Estaba pasmado ante sus palabras. Dimitri apenas logró procesar la información. Una nueva guerra por la corona, no podría ni pensarlo, nadie lo conocía y era una ventaja, puesto que el portador de la corona no sabría de la existencia de su guardián, mantendría la distancia asegurándose de mantenerlo sano y salvo, merecía una oportunidad al igual que él.
—Razón suficiente para que su identidad no sea descubierta jamás. La familia, ¿la tienes?
—Lo tengo todo preparado —respondió satisfecho de su búsqueda.
—Creo firmemente en la elección que hiciste.

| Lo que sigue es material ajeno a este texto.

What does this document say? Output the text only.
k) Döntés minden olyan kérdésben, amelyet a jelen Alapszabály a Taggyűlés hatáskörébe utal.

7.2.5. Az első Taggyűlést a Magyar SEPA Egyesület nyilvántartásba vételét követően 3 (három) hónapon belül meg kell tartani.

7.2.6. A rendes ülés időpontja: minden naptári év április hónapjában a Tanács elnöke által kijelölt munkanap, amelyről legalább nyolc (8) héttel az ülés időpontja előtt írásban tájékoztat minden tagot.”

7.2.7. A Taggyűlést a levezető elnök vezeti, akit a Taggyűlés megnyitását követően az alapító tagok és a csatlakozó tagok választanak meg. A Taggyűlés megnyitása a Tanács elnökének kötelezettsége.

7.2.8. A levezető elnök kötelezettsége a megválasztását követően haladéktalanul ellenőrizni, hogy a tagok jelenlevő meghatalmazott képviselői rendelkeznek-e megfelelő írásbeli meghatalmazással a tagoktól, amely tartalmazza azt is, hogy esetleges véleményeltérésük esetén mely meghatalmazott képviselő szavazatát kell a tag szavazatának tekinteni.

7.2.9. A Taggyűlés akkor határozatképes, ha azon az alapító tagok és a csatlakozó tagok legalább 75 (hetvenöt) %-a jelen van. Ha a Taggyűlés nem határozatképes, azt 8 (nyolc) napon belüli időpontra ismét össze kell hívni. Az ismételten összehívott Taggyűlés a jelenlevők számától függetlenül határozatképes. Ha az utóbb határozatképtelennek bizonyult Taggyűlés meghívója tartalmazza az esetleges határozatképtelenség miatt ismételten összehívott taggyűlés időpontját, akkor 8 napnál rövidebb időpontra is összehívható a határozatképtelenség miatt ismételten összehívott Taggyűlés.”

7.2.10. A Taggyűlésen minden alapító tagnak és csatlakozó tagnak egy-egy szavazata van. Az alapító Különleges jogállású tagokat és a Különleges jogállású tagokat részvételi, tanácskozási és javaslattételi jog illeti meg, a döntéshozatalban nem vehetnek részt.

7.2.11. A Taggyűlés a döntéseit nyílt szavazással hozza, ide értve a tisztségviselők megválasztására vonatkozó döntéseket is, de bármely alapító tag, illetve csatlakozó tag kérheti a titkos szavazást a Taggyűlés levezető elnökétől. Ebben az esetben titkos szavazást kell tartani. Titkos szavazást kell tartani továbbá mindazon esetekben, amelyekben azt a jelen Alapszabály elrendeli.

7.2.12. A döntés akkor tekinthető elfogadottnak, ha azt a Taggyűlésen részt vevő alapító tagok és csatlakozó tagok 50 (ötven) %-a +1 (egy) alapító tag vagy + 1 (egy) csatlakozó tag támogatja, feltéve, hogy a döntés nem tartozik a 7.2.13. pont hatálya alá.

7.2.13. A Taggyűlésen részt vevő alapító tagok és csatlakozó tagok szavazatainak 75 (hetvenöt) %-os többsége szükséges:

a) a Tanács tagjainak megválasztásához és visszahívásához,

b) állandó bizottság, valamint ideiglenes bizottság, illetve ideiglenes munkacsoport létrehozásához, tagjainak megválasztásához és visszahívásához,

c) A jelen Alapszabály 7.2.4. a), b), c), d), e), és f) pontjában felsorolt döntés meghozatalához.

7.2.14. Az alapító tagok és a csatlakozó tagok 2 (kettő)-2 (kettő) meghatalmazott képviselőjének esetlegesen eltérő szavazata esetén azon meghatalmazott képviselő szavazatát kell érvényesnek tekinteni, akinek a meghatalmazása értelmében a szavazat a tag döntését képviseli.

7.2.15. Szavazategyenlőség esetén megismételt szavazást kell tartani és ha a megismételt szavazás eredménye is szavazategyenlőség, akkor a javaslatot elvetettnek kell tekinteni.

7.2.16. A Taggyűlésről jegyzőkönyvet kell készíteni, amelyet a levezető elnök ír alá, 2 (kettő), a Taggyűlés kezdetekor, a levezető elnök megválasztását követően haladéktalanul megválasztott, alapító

—Durante la noche, ve al hogar de esa familia, libera esta pequeña luz, es su alma —una lágrima recorrió la mejilla del desconocido que guardaba el misterio de su propia existencia—. No quisiera esto, pero es lo mejor que puedo hacer. Una sola oportunidad de tener su propia vida, sus propios sueños. Es lo único que puedo otorgarle a mi descendiente.
De las manos del hombre flotó una luz pequeña. Dimitri alzó la mano derecha para recibirla, formó una marca dorada en la palma de su mano, luego desapareció. Como si todo hubiese sido un sueño, reaccionó dándose cuenta de que se hallaba nuevamente en la orilla del río.